That Queen Mary yielded her royal assent to this doctrine is beyond all question. Whether she did it of her own volition, or in obedience to the universal sentiments of the partisans of the papacy, is of no consequence; it is the fact alone that is important. Her first step in that direction was a proclamation qualifying her promise by declaring that she should use no force to compel the adoption of the Roman religion “till all was regulated by the authority of Parliament;” thus indicating the purpose of shielding herself behind that body. (Rapin, vol. viii., p. 134.) This proclamation excited the apprehensions of the people to whom she had made the promise, and they immediately sent to her a petition, praying her “to remember a promise which she had made them with her own mouth.” (Ibid., pp. 137, 138.)

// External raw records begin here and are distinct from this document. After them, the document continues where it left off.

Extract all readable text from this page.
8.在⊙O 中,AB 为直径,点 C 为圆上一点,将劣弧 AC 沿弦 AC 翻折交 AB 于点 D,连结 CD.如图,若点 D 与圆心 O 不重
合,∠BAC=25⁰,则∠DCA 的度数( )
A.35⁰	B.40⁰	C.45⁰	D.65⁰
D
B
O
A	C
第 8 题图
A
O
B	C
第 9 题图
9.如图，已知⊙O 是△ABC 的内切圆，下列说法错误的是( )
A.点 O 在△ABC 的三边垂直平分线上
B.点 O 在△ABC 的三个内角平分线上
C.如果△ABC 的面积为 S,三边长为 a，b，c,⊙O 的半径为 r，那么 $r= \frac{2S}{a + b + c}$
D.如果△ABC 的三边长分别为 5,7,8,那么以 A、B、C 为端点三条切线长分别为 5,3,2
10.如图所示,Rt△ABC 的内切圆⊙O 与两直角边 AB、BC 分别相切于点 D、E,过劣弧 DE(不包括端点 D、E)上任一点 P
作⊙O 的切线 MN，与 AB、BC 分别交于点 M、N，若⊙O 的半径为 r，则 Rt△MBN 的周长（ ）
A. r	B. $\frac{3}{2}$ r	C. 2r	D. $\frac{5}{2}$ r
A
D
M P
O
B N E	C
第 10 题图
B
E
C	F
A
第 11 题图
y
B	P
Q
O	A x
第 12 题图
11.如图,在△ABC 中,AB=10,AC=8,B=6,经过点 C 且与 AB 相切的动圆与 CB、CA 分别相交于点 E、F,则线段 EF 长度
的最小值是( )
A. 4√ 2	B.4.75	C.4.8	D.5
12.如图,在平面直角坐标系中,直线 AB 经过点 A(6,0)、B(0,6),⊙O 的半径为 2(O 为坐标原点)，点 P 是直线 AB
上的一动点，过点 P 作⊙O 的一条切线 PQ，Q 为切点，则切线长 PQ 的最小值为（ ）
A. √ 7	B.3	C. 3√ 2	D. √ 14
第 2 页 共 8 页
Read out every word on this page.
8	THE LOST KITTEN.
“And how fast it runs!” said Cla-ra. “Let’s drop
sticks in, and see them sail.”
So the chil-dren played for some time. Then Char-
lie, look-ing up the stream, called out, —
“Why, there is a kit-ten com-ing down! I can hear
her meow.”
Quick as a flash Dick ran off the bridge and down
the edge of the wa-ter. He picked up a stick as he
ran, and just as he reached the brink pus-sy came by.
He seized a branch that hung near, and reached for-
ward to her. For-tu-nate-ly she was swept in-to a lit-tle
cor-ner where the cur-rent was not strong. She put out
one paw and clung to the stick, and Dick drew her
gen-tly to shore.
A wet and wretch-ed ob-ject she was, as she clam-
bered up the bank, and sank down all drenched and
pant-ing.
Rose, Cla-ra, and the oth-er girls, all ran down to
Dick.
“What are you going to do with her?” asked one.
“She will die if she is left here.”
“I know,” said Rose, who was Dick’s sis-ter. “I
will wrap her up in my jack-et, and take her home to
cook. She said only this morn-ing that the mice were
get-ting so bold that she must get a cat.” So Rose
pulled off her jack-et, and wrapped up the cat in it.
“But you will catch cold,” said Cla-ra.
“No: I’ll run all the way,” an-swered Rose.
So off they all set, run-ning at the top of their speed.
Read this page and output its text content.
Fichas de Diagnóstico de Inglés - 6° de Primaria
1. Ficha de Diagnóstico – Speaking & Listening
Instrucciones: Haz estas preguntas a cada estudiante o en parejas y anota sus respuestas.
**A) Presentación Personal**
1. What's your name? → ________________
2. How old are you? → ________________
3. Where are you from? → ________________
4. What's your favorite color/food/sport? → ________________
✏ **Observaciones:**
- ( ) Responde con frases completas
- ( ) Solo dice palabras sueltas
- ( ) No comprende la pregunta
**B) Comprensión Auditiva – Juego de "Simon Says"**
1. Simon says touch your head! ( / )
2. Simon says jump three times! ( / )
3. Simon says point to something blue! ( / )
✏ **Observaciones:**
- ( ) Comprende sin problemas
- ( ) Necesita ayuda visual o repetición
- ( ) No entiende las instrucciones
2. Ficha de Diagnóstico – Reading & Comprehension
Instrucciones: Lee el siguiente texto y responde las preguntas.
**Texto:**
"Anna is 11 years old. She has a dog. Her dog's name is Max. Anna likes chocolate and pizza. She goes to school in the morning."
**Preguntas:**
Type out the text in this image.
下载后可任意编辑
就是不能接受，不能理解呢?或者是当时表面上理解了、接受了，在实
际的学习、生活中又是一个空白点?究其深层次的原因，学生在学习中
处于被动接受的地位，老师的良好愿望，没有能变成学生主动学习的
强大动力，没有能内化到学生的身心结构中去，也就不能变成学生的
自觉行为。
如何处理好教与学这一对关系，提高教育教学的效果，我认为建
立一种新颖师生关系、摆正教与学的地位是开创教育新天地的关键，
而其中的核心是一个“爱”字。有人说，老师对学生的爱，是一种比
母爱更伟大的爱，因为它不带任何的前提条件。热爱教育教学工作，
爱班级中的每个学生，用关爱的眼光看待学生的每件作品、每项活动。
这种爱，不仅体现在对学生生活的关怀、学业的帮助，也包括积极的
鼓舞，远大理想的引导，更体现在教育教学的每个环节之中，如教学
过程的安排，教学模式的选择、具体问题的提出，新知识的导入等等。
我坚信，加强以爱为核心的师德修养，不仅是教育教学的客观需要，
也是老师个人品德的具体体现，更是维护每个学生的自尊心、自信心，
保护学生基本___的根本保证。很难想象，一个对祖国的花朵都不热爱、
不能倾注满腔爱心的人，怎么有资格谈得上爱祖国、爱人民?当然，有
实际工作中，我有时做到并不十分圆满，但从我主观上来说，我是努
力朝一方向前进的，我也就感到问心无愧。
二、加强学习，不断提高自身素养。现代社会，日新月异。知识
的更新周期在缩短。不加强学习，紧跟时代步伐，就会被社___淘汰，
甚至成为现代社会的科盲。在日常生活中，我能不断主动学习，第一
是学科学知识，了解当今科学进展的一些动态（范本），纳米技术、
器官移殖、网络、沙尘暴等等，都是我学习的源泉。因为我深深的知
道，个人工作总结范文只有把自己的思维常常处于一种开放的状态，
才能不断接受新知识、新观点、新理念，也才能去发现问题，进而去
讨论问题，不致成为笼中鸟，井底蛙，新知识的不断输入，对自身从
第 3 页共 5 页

The manner in which this petition was received shows not only the perfidious character of this queen, but how completely she was controlled by the unprincipled hierarchy of Rome, and the low state of morals which prevailed among them. It was haughtily rejected as offensive to royalty, because it reproached the queen with failure of her word! The petitioners were told that “subjects were not to control the action of their sovereigns;” and Dolbe, one of the number who had borne the petition, was set in the pillory. (Rapin, vol. viii., p. 138. Lingard fails to give any account of this transaction probably from prudential motives.)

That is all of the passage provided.